Meyers’s film almost perfectly imitates the central conventions, characterization, and narrative structure of classical screwball comedies like His Girl Friday, Bringing Up Baby, and My Man Godfrey. Resembling its classic predecessors (rather than most simplistic contemporary romantic comedies), Something’s Gotta Give presents a comparatively complex view of love and romance, which is represented by slapstick humor, verbal sparring/foreplay, and a female character (Diane Keaton) who functions actively (rather than passively) throughout (e.g., ultimately it’s Keaton’s character who pursues Jack Nicholson’s). I have to admit that it was refreshing to think of Cary Grant and Katharine Hepburn when I screened this movie. (I’ve written more about this aspect of the film in the spring 2009 issue of the Journal of Popular Film and Television.)
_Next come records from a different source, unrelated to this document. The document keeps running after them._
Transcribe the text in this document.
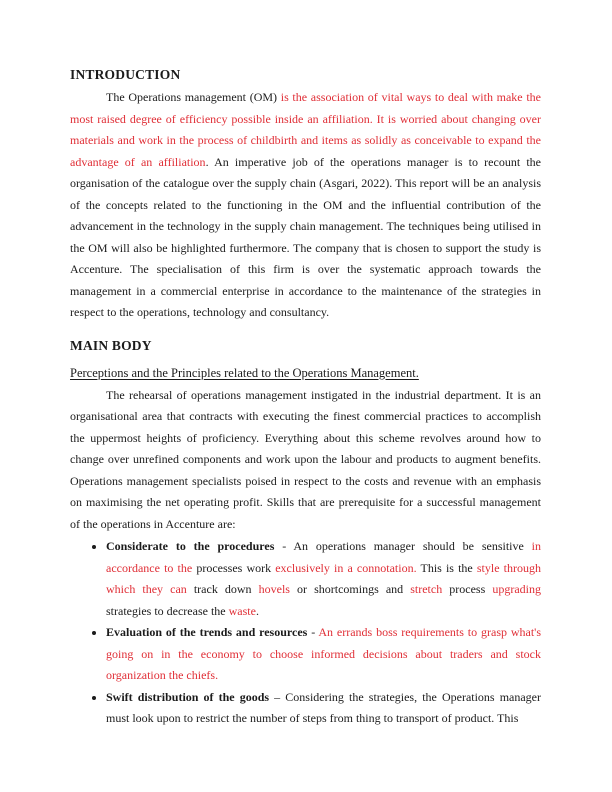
INTRODUCTION

The Operations management (OM) is the association of vital ways to deal with make the most raised degree of efficiency possible inside an affiliation. It is worried about changing over materials and work in the process of childbirth and items as solidly as conceivable to expand the advantage of an affiliation. An imperative job of the operations manager is to recount the organisation of the catalogue over the supply chain (Asgari, 2022). This report will be an analysis of the concepts related to the functioning in the OM and the influential contribution of the advancement in the technology in the supply chain management. The techniques being utilised in the OM will also be highlighted furthermore. The company that is chosen to support the study is Accenture. The specialisation of this firm is over the systematic approach towards the management in a commercial enterprise in accordance to the maintenance of the strategies in respect to the operations, technology and consultancy.

MAIN BODY
Perceptions and the Principles related to the Operations Management.

The rehearsal of operations management instigated in the industrial department. It is an organisational area that contracts with executing the finest commercial practices to accomplish the uppermost heights of proficiency. Everything about this scheme revolves around how to change over unrefined components and work upon the labour and products to augment benefits. Operations management specialists poised in respect to the costs and revenue with an emphasis on maximising the net operating profit. Skills that are prerequisite for a successful management of the operations in Accenture are:

• Considerate to the procedures - An operations manager should be sensitive in accordance to the processes work exclusively in a connotation. This is the style through which they can track down hovels or shortcomings and stretch process upgrading strategies to decrease the waste.
• Evaluation of the trends and resources - An errands boss requirements to grasp what's going on in the economy to choose informed decisions about traders and stock organization the chiefs.
• Swift distribution of the goods – Considering the strategies, the Operations manager must look upon to restrict the number of steps from thing to transport of product. This
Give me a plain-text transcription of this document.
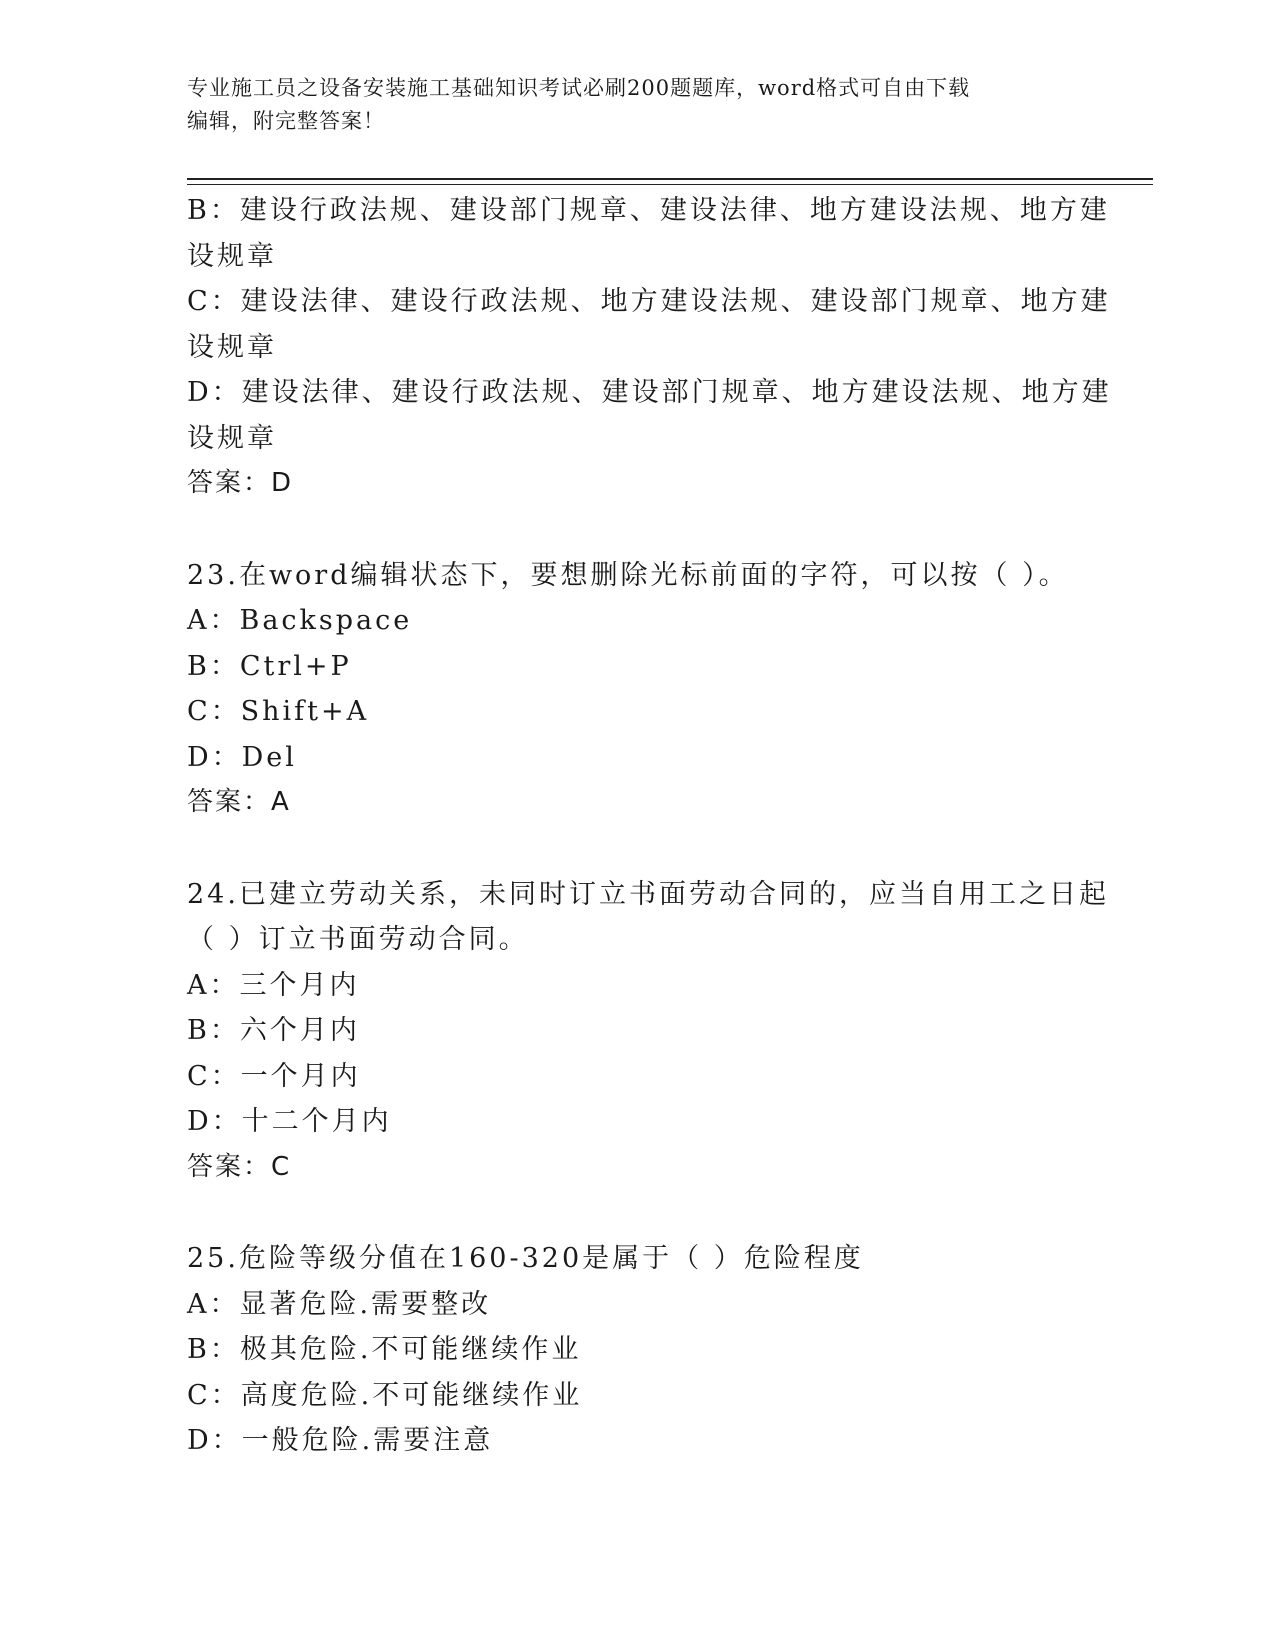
专业施工员之设备安装施工基础知识考试必刷200题题库，word格式可自由下载
编辑，附完整答案！
B：建设行政法规、建设部门规章、建设法律、地方建设法规、地方建
设规章
C：建设法律、建设行政法规、地方建设法规、建设部门规章、地方建
设规章
D：建设法律、建设行政法规、建设部门规章、地方建设法规、地方建
设规章
答案：D
23.在word编辑状态下，要想删除光标前面的字符，可以按（ ）。
A：Backspace
B：Ctrl+P
C：Shift+A
D：Del
答案：A
24.已建立劳动关系，未同时订立书面劳动合同的，应当自用工之日起
（ ）订立书面劳动合同。
A：三个月内
B：六个月内
C：一个月内
D：十二个月内
答案：C
25.危险等级分值在160-320是属于（ ）危险程度
A：显著危险.需要整改
B：极其危险.不可能继续作业
C：高度危险.不可能继续作业
D：一般危险.需要注意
In this film Nicholson’s character (Harry Sanborn) grins devilishly, dons Ray Bans, smokes cigars, and dates only younger women — a characterization that is clearly a send-up to the actor’s own star persona. Similarly, Keaton’s character (Erica Barry) is somewhat ditzy, gesticulates excessively, speaks with frequent pauses and repetition, and dresses in white or black buttoned-up clothes and hats — an onscreen characterization that also closely resembles Keaton’s star image. Such a noticeable yet not overly distracting parody constructs for the viewer a unique, playful, and pleasurable merger between fiction and “reality.”